BRATISLAVA — Two men who have dominated Slovakia’s politics for the past 15 years — former three-time Prime Minister Róbert Fico and former Interior Minister Róbert Kaliňák — were charged Wednesday with organized crime offenses.
Kaliňák was arrested by police on Wednesday morning while fishing with his wife and sons near Bratislava.
Fico, still serving as a member of parliament for the opposition Smer party, cannot be arrested without the consent of the legislature. If convicted, they could each face up to 12 years in jail.
According to David Lindtner, a lawyer representing Fico and Kaliňák, the charges against his clients relate to acts they allegedly committed as Cabinet members between 2012 and 2018, when Smer anchored successive ruling coalitions. The two men supposedly used classified tax files to wage smear campaigns against political rivals, including former President Andrej Kiska and Boris Kollár, currently Slovakia’s speaker of parliament.
The indictment alleges that Fico was the head of a “criminal organization” that also included former police chief Tibor Gašpár, as well as Slovak oligarch Norbert Bodor.
“They invented this story about how I supposedly created a criminal group that allegedly harmed Kiska, Kollár and [Special Prosecutor Daniel] Lipšic,” Fico said in a written statement issued Wednesday, blaming “criminal structures” in the national police force and the Special Prosecutor’s Office. “The list of plaintiffs is proof that this is about political revenge.”
In 2014, while serving his second term as Slovak prime minister, Fico also ran for the presidency, but lost to Kiska by almost 20 percentage points.
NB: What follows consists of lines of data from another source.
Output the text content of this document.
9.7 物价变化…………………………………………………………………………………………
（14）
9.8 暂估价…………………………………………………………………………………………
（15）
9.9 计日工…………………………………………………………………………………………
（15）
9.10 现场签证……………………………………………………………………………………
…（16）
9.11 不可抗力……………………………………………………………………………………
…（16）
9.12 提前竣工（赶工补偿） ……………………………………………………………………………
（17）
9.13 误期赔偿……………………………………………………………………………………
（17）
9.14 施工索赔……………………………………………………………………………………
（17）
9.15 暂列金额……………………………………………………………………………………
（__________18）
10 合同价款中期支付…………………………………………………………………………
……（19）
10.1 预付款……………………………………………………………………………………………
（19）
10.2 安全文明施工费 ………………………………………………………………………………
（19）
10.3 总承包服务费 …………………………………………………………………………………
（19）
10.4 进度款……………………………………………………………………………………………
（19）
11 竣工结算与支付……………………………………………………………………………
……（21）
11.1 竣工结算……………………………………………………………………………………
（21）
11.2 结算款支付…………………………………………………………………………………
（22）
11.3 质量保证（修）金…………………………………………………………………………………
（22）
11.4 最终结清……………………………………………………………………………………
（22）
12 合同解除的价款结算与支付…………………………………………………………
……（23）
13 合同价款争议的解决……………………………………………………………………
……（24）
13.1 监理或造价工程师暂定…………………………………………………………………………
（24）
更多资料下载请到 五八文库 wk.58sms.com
During an unusually bitter campaign, Fico accused Kiska of “earning his money from usury on poor people,” of “misusing his charity for political ends,” and of having “close ties to Scientology.”
In 2017 — the year that Fico and Kaliňák allegedly gained unauthorized access to tax documents — the prime minister, then in his third term, began calling President Kiska “a tax cheat.”
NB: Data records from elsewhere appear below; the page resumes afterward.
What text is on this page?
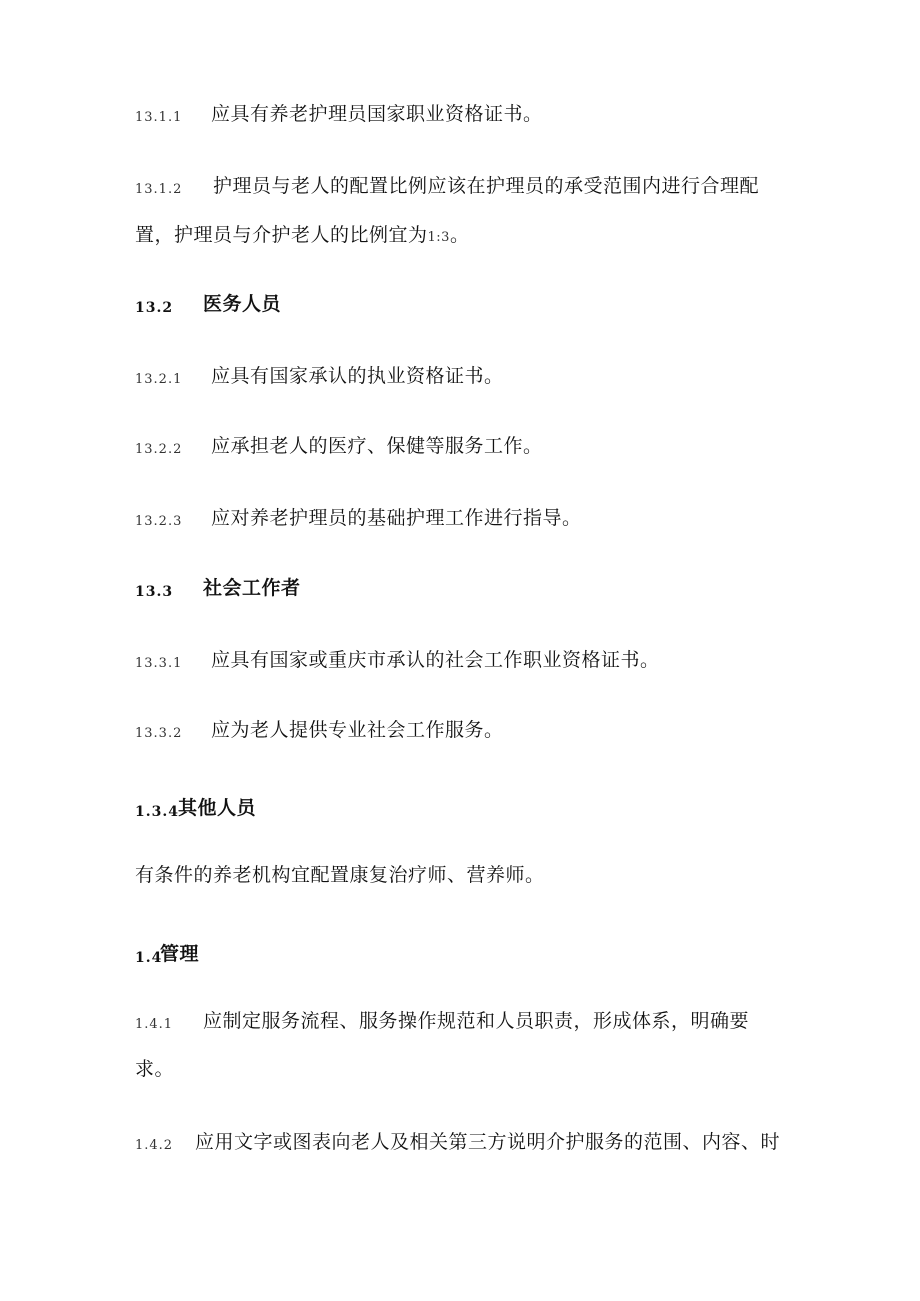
13.1.1 应具有养老护理员国家职业资格证书。
13.1.2 护理员与老人的配置比例应该在护理员的承受范围内进行合理配
置，护理员与介护老人的比例宜为1:3。
13.2 医务人员
13.2.1 应具有国家承认的执业资格证书。
13.2.2 应承担老人的医疗、保健等服务工作。
13.2.3 应对养老护理员的基础护理工作进行指导。
13.3 社会工作者
13.3.1 应具有国家或重庆市承认的社会工作职业资格证书。
13.3.2 应为老人提供专业社会工作服务。
1.3.4 其他人员
有条件的养老机构宜配置康复治疗师、营养师。
1.4
管理
1.4.1 应制定服务流程、服务操作规范和人员职责，形成体系，明确要
求。
1.4.2 应用文字或图表向老人及相关第三方说明介护服务的范围、内容、时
But the 2018 murders of investigative journalist Ján Kuciak, 28, and his fiancée Martina Kušnirová ended Fico’s premiership and brought down his government. The release of thousands of private messages between Kuciak’s alleged killers and police, judges and ruling-coalition politicians galvanized the electorate and swept the anti-corruption Ordinary People movement to power in 2020.
Under new political stewardship, Slovakia’s police have arrested over a dozen former high-ranking officers — many with the organized crime unit — along with the former head of the SIS secret service, Vladimír Pčolinský. Charges include embezzlement, leaking police information to gangsters with a local organized crime group, abuse of office and sabotage.
But the country has not seen elite political figures in handcuffs since the turn of the century, following the thuggish rule of then-Prime Minister Vladimír Mečiar, an era when Slovakia was described as a “black hole on the map of Europe” by U.S. Secretary of State Madeleine Albright.
“Finally it’s the turn of people at the top of the pyramid,” said Deputy Prime Minister Veronika Remišová as Kaliňák was interrogated Wednesday afternoon.
Several members of the ruling coalition vowed to support a motion to strip Fico of his parliamentary immunity from prosecution, which would allow his arrest.
“Our members have already approved it,” said the Freedom and Solidarity party in a press release hours after the charges were confirmed by police.
“I expect they’ll confiscate my passport,” said Fico, whose police interview is slated for April 26.